What Makes Manufacturing Central to the Economy

Manufacturing has long been an important part of the American economy. Often, experts link the success in the manufacturing industry to how well the economy is doing. What makes it so important?

1. The path to development
Over the years, manufacturing has become the key to development for many countries. Nations that have created a high-quality manufacturing sector have done so to develop national wealth and power.

2. The foundation of global “Great Power”
The countries that are considered the “Great Powers” not only produce more goods, they build the machinery that makes the goods. They gain considerable strength by controlling the means of production.

3. The most important cause of economic growth
When technical improvements are made within the manufacturing sector, it drives economic growth. As these machines advance, so does the society and the economy. It makes sense, that when the manufacturing sector is doing well, so is the economy.

4. Global trade is based on goods
When it comes to world trade, 80 percent is merchandise trade, while only 20 percent is services. Countries in need of goods can’t trade services for most of their needs. This lowers the value of their currency and their overall economic status.

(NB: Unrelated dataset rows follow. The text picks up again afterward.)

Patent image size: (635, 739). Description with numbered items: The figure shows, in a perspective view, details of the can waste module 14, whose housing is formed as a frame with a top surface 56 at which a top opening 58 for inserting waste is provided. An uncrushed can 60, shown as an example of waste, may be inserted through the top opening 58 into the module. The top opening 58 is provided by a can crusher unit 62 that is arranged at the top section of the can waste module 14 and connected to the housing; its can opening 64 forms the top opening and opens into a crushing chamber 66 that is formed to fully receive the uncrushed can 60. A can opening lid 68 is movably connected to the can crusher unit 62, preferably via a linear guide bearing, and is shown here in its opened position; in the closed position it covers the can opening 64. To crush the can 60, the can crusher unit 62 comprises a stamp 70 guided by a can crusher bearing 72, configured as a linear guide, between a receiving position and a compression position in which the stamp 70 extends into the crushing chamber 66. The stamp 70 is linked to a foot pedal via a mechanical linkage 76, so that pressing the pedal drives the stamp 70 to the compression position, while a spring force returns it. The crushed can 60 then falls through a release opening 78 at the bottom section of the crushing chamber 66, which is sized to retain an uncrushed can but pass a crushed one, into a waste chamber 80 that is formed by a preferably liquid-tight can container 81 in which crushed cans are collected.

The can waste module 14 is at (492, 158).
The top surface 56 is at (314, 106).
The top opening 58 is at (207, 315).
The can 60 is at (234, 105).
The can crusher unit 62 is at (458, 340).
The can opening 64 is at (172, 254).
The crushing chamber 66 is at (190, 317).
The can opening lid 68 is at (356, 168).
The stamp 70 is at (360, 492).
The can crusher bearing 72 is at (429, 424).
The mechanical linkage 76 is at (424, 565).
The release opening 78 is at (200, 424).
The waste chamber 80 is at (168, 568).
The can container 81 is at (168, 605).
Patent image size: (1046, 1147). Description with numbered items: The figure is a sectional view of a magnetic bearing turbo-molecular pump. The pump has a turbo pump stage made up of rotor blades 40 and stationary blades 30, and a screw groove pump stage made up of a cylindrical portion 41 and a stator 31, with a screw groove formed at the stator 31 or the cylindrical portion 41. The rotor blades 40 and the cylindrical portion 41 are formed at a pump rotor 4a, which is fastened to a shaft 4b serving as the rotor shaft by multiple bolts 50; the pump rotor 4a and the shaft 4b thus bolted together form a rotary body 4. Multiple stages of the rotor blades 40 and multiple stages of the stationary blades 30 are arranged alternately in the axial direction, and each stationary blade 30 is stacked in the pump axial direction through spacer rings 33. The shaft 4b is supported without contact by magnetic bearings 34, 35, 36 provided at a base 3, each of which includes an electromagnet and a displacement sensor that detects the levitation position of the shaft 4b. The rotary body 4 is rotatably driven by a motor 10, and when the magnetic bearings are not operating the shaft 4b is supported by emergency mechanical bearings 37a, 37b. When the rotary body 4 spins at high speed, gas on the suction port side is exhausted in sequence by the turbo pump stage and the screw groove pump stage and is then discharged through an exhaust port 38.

5. Services depend on manufactured goods
A majority of services include selling or using manufactured goods. Services such as real estate, are all about selling and purchasing a manufactured good. Without manufactured goods, it’s hard to have a variety of services.

6. Creates jobs
Most jobs depend on manufacturing in some way. Each manufacturing job supports, on average, three other jobs according to the Economic Policy Institute.

Thriving, powerful nations have built themselves up using manufacturing and creating the machines for the industry. That’s why manufacturing has become so important in the American economy, and continues to be a huge sector for jobs, exports and more.